Original issue reported on code.google.com by maruel@chromium.org on 27 Nov 2014 at 3:06

GoogleCodeExporter commented 9 years ago
See issue 181 for run_isolated.py.

Original comment by maruel@chromium.org on 27 Nov 2014 at 3:14

GoogleCodeExporter commented 9 years ago
+1 for go (if my say matters). Chrome infra is ramping up on go quickly, and it 
has a lot less pitfalls than C++ (sometimes frustratingly so, but I digress). I 
don't think the execution differences between C++ and go will be noticeable. 
We'll mostly be doing async-io stuff and string computation.
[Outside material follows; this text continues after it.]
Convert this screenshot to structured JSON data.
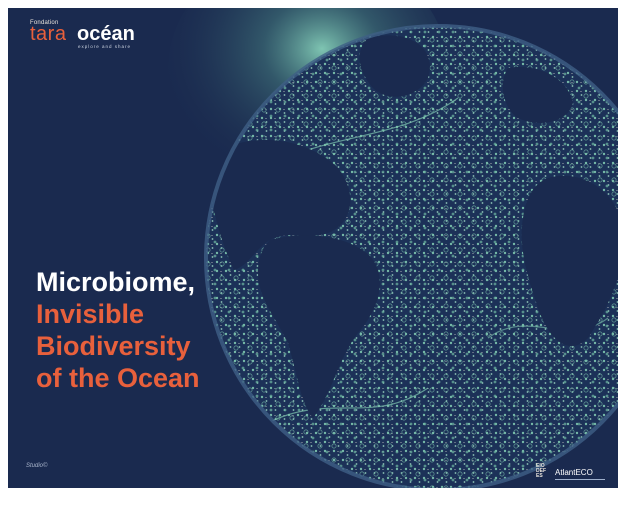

Original comment by iannu...@google.com on 18 Dec 2014 at 9:40

GoogleCodeExporter commented 9 years ago
s/has a lot less pitfalls/is much simpler/

Original comment by iannu...@google.com on 18 Dec 2014 at 9:40

GoogleCodeExporter commented 9 years ago
Andrii accepted to look at it.

Original comment by maruel@chromium.org on 8 Jan 2015 at 4:04

GoogleCodeExporter commented 9 years ago

Original comment by maruel@chromium.org on 8 Jan 2015 at 4:05

GoogleCodeExporter commented 9 years ago
So, I started with Go. I've verified that cross compilation really works, but 
testing it on Mac, Win64 and 32, including XP. 

However, some Go standard libraries use cGo to interface with OS. By default, 
cross compilation doesn't make use of these libs, but it does cause problems to 
other projects. This project https://github.com/inconshreveable/gonative fixes 
that by downloading official binary distro and linking against it, thus making 
use of cGo standard libraries for destination platform. 
https://github.com/mitchellh/gox is a great companion:
  $ gox build # produces binaries for all platforms/archs it can in parallel

For speeding some go code, C using cgo http://golang.org/cmd/cgo/ is 
possibility.

However, compiling it on windows is not trivial: I still couldn't do it on 
32-bit XP bot, but it worked on Win7 64. The problem is due to missing/wrong 
env for Go and MinGW gcc. Once the bot is set up correctly, building is 
trivial. I requested dedicated WinXP bot for this purpose 
http://crbug.com/452028 .

Original comment by tandrii@chromium.org on 26 Jan 2015 at 5:46

GoogleCodeExporter commented 9 years ago
Hey tandrii, I carved out some time to look at this, is it possible to share 
any WIP code? I'm primarily interested in the client side. Else I can just 
start on my own and see how far I get.